Having marching French horns as a part of your middle horn presentation is almost impossible to argue successfully from a practical standpoint. They are generally not as powerful as the smaller and lighter mellophones, they are certainly more difficult to play (even if you manage to find one that is constructed properly), and they would probably tend to "muddy the waters" if treated incorrectly in scoring and application.

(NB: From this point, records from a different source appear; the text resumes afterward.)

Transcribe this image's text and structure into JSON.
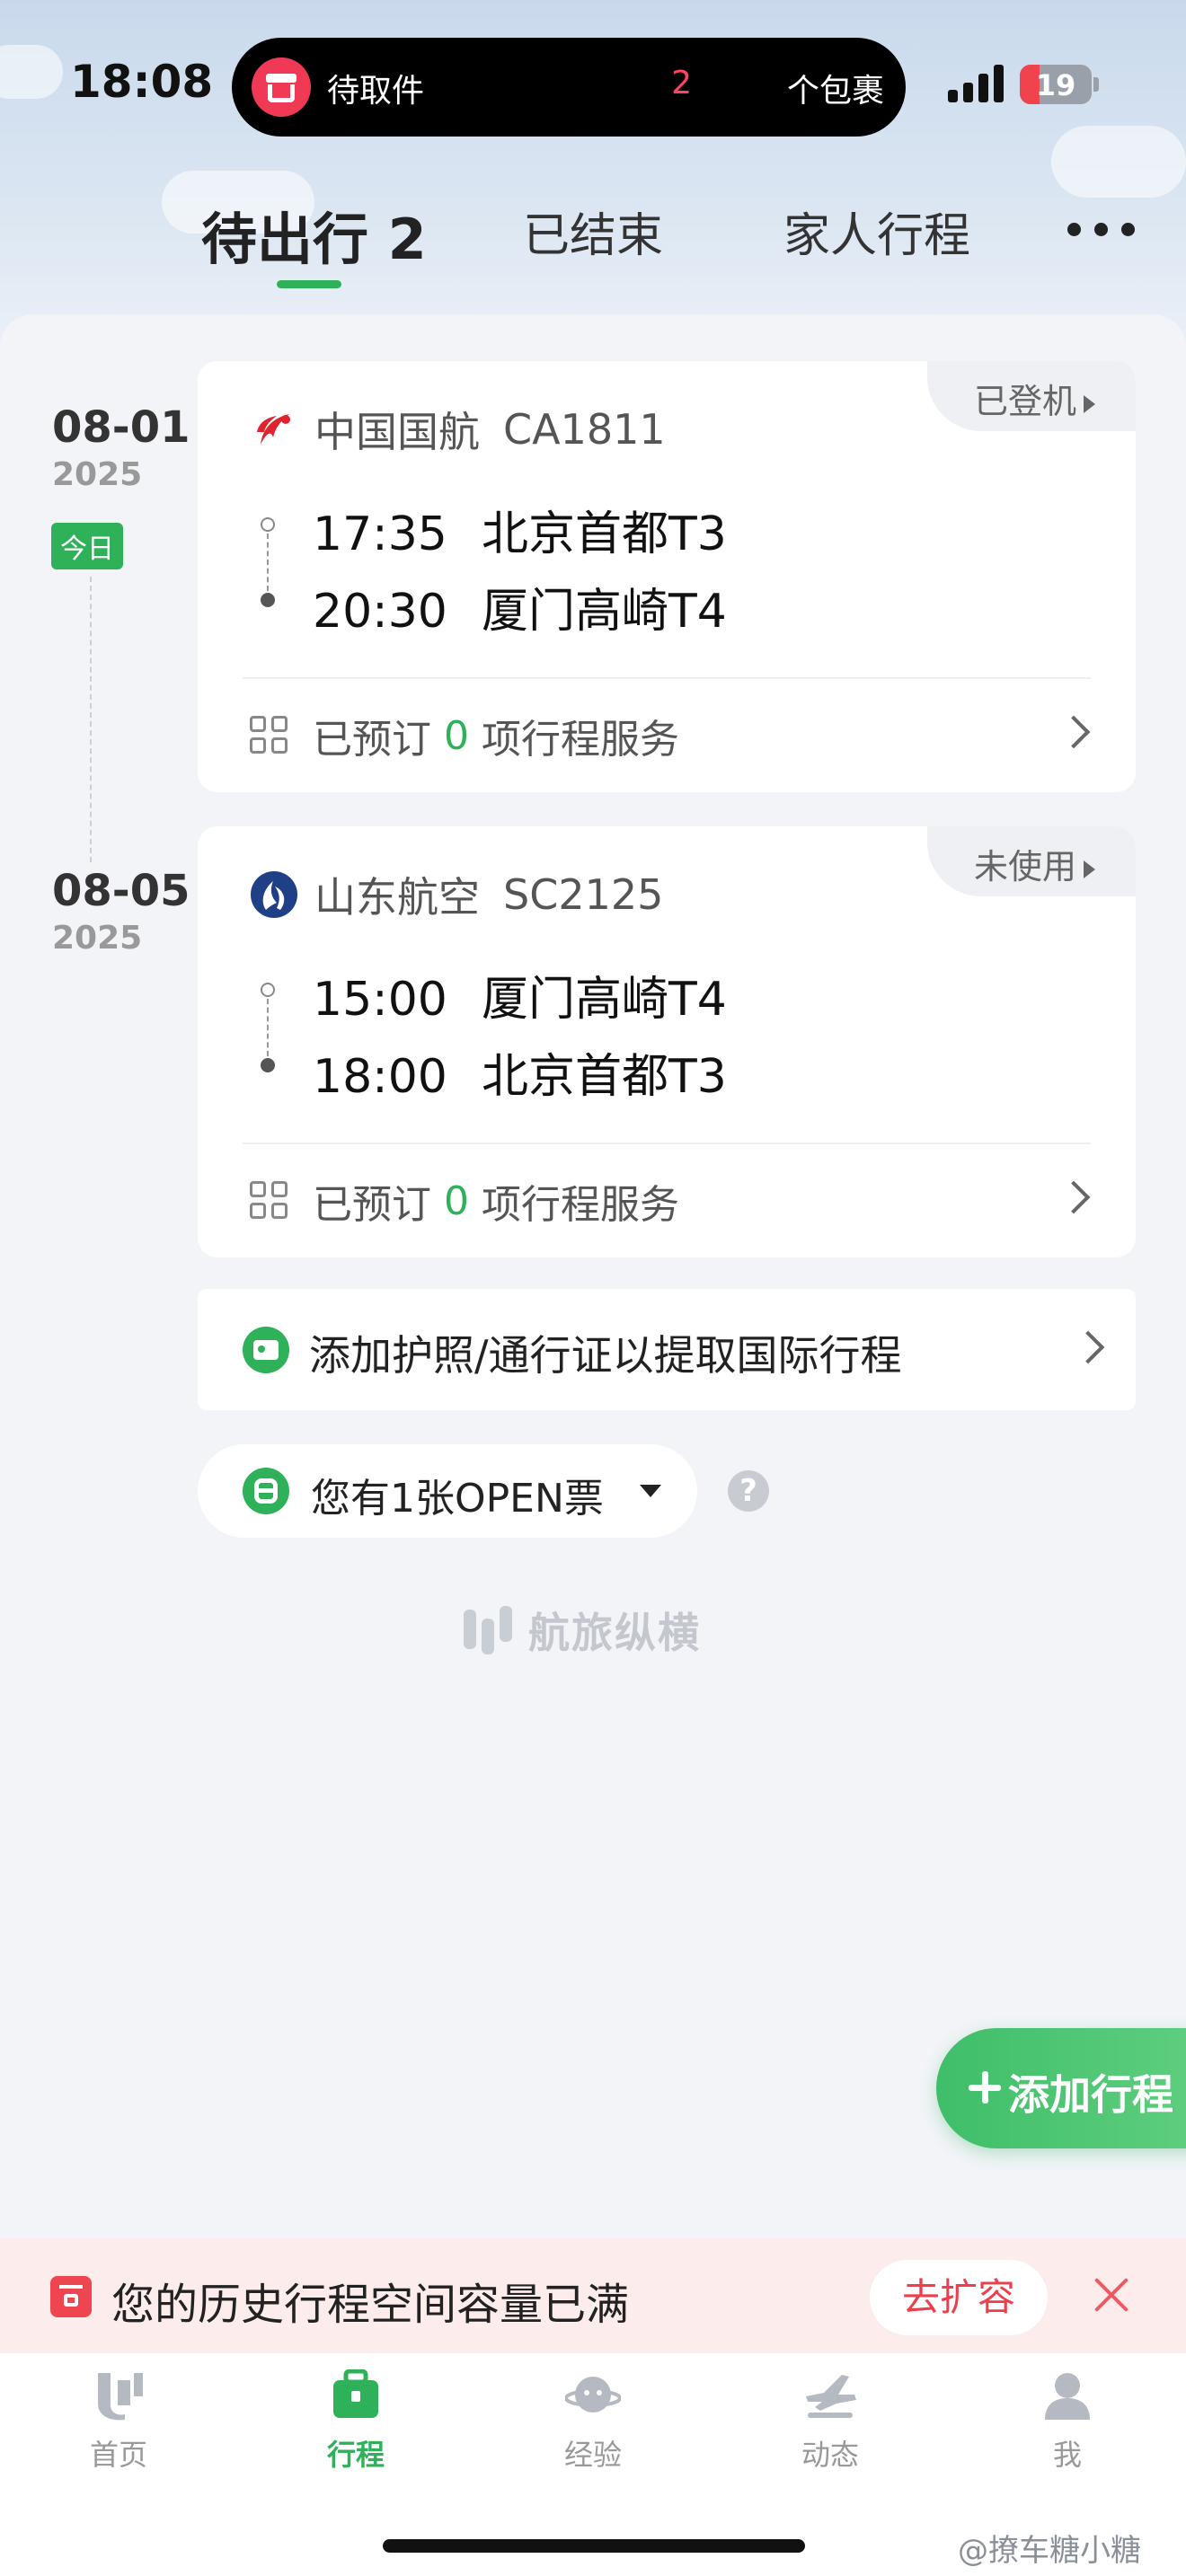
{
  "status_bar": {
    "time": "18:08",
    "island_label": "待取件",
    "island_count": "2",
    "island_unit": "个包裹",
    "battery": "19"
  },
  "tabs": [
    {
      "label": "待出行 2",
      "active": true
    },
    {
      "label": "已结束",
      "active": false
    },
    {
      "label": "家人行程",
      "active": false
    }
  ],
  "trips": [
    {
      "date": "08-01",
      "year": "2025",
      "badge": "今日",
      "status": "已登机",
      "airline": "中国国航",
      "flight_no": "CA1811",
      "depart_time": "17:35",
      "depart_airport": "北京首都T3",
      "arrive_time": "20:30",
      "arrive_airport": "厦门高崎T4",
      "service_prefix": "已预订",
      "service_count": "0",
      "service_suffix": "项行程服务"
    },
    {
      "date": "08-05",
      "year": "2025",
      "status": "未使用",
      "airline": "山东航空",
      "flight_no": "SC2125",
      "depart_time": "15:00",
      "depart_airport": "厦门高崎T4",
      "arrive_time": "18:00",
      "arrive_airport": "北京首都T3",
      "service_prefix": "已预订",
      "service_count": "0",
      "service_suffix": "项行程服务"
    }
  ],
  "passport_prompt": "添加护照/通行证以提取国际行程",
  "open_ticket": "您有1张OPEN票",
  "help_symbol": "?",
  "brand": "航旅纵横",
  "fab_label": "添加行程",
  "banner": {
    "text": "您的历史行程空间容量已满",
    "button": "去扩容"
  },
  "bottom_nav": [
    {
      "label": "首页",
      "icon": "home-icon"
    },
    {
      "label": "行程",
      "icon": "trip-icon",
      "active": true
    },
    {
      "label": "经验",
      "icon": "planet-icon"
    },
    {
      "label": "动态",
      "icon": "flight-status-icon"
    },
    {
      "label": "我",
      "icon": "profile-icon"
    }
  ],
  "watermark": "@撩车糖小糖",
  "colors": {
    "accent": "#2fb15a",
    "alert": "#ee3e4c",
    "airchina_red": "#e0242f",
    "shandong_blue": "#1f3f86"
  }
}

However...I don't think anyone has argued that they bring a remarkably different color to the tonal palette available to the discriminating composer/arranger. When we used them and I was carrying one, I think we did so to good effect, and we were certainly not the only ones to do so. (Anyone who wants to point out that this is the period before the meteoric rise in quality of Cavaliers brass performance is welcome to do so...the sound I'm describing is still there, i.e. beginning of Peterloo in '92.) Our guys balanced 8 horns against 6 mellos, as I recall, and let us know the places in the score where they wanted one or the other of the two solutions to take over. (Admittedly, most were pretty obvious...for example, anything faster than an 8th note, or the end of Gavorkna.) I'm going to gloss over the biggest problems, which were matching pitch and blending timbre on two COMPLETELY different approaches to filling in the middle of an ensemble, because I think I just explained how to take care of that (right before this...well, read it AGAIN.)

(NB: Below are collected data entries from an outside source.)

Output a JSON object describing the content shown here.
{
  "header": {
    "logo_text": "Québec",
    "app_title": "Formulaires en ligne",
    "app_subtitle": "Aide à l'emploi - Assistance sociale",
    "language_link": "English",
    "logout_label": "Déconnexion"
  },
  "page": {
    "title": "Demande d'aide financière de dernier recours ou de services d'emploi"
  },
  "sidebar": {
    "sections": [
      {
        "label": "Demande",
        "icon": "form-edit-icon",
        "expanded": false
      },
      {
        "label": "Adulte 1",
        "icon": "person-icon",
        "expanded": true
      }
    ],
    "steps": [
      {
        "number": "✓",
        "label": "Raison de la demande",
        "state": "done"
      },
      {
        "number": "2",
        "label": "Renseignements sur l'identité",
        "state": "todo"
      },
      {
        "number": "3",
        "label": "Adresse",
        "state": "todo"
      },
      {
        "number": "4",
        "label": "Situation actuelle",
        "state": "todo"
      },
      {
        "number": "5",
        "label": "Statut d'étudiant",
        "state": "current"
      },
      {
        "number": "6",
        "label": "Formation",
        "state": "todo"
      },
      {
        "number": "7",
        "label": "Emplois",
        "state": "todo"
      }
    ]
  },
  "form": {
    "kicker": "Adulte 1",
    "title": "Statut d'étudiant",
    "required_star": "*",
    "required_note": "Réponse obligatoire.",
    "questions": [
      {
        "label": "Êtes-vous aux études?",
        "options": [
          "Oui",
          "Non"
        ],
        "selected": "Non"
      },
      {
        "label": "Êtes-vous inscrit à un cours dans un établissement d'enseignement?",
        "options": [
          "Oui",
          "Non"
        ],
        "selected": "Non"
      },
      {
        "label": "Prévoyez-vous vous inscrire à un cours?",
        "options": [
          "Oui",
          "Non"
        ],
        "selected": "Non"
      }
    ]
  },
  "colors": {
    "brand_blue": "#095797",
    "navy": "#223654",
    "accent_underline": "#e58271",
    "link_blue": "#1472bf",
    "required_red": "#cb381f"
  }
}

As far as general difficulty goes, I have two humble suggestions for the sceptical among you who would like to include these instruments in your program but are afraid of the result (or lack therof). FIRST, the cant in the leadpipe of my Kanstul KHB 185 was a revelation. One of my favorite pictures from my early band days is of my first high school show's closer...big finish, I'm the tip of Texas in the big U.S.A. formation out on the field, and my horn is actually pointing DOWN for the box pop.... How can you expect your kids to play well when such a basic thing is so radically different? Don't know if I can recommend bending mello pipes to accomodate normal horn players, since most of those are made out of tinfoil, but some accomodation would show vast improvements. SECOND, I spent both years flying around the DCI fields (yes I KNOW things have gotten even faster) with a Neil Sanders medium deep cup horn mouthpiece on the end of the horn. Anyone wishing to check out this phenomenon should visit Tom Greer at Moosewood Horn Requisites online. Radical alternative? Too different? No more so than a mellophone mouthpiece (if we can agree that the INNER diameter of the piece is the most important dimension.) Articulations aren't the best, but slurs are ridiculous, and you can bang it off your face all day and not have a problem.
Just some thoughts... Loved this post, looking forward to more!